Experminetal drug cures terminal bladder cancer

By MiNDFOOD

Experminetal drug cures terminal bladder cancer
A new experimental drug makes cancer vulnerable to the body's immune system.

The new drug helps to strip cancer cells of the camouflage they use to help evade attacks by the body’s natural immune system.

Published in the journal Nature, the drug trial study even helped cure some patients completely of terminal bladder cancer.

Doctors and cancer researchers say the findings may mark a new era in cancer treatment and cure.

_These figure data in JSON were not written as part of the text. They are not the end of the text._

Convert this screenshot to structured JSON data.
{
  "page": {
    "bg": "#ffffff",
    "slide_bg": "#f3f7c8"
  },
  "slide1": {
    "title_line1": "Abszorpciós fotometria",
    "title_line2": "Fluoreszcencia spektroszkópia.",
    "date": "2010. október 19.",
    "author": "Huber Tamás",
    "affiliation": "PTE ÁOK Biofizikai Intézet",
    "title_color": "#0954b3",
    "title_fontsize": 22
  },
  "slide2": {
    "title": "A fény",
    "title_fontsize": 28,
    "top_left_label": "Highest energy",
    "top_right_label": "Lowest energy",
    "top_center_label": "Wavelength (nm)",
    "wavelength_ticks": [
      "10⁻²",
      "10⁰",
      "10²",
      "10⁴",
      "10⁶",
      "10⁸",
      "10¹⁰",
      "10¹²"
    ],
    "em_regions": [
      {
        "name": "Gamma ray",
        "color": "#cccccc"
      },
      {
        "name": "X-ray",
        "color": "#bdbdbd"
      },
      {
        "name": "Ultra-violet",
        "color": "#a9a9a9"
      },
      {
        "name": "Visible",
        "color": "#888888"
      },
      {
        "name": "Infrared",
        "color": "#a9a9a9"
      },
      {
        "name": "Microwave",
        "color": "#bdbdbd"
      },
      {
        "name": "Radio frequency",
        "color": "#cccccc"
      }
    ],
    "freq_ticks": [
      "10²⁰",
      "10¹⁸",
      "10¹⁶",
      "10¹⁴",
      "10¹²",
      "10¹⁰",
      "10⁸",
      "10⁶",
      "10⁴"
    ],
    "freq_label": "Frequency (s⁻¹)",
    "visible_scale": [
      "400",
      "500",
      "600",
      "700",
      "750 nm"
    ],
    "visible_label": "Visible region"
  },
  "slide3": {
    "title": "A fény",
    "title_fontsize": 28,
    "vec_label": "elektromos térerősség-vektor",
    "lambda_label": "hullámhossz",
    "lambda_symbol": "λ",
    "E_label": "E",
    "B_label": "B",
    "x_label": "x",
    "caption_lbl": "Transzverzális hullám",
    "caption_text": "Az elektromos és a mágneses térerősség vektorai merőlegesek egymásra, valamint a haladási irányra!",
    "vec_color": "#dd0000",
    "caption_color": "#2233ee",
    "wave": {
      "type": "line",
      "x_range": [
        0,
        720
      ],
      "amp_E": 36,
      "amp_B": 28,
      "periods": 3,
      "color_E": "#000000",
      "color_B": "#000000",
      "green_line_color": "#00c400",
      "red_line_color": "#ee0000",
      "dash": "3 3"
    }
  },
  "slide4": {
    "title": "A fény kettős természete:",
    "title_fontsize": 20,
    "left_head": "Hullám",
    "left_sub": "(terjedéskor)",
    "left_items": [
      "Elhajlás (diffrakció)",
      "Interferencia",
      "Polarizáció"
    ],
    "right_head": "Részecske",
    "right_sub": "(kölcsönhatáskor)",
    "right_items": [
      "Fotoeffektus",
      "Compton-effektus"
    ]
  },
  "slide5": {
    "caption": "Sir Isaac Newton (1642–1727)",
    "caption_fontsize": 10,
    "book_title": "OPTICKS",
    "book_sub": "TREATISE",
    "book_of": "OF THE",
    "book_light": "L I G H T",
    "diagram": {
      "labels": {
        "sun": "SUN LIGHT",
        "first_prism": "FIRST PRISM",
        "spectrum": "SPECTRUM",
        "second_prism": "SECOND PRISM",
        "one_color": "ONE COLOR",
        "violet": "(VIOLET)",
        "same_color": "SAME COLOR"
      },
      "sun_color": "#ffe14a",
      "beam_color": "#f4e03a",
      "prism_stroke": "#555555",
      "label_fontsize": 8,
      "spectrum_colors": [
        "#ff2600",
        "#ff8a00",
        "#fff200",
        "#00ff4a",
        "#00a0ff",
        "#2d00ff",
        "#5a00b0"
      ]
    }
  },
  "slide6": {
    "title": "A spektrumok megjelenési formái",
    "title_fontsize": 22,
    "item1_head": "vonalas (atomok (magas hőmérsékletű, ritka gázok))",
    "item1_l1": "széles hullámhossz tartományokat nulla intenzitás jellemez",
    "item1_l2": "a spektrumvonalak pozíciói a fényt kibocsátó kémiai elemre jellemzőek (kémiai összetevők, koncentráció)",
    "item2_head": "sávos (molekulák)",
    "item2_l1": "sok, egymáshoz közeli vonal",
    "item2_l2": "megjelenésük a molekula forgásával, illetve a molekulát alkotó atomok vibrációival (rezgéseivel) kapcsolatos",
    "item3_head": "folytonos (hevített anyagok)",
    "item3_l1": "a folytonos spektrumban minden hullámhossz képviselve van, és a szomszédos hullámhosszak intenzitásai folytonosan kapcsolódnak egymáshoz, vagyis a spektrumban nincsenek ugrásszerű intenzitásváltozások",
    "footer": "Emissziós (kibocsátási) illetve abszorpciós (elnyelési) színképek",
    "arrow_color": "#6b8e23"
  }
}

The body’s immune system is in a constant delicate balance with chemicals in the body that encourage strong response and those which dampen its response.

Tumours have been shown to hijack this system to hide and go under the immune system’s radar.

One way in which this is done is using a protein known as PD-L, which is normally used to prevent autoimmune diseases. So a team of international scientists decided to trial a drug to block this PD-L1 protein. They trialled the drug on 68 people with advanced bladder cancer who had been given six to eight months to live – having already undergone chemotherapy.

More than half of the patients used in the trial, whose tumours were using the PD-L1 protein to hide form their immune systems, showed signs of recovery.

Remarkably, two patients showed no signs of cancer after the treatment.

The experimental therapy saw a response in patients where PD-L1 wasn’t present in the tumour.

“There have been no new drugs for bladder cancer for 30 years,” explained Dr Tom Powles, one of the study’s research team from the Barts cancer institute at Queen Mary University in London.

“The tumours have developed a camouflage layer, PD-L1, and by removing the camouflage the tumour becomes identifiable.”

“A subgroup of patients seems to do exceptionally well.”

Developed by pharmaceutical company Roche, has been given “breakthrough therapy” status in the US. It could be used widely by patients as early as late 2015, if a larger trial shows the same results.

Much larger randomised clinical trials would be needed in order for the experimental therapy to be used in Europe.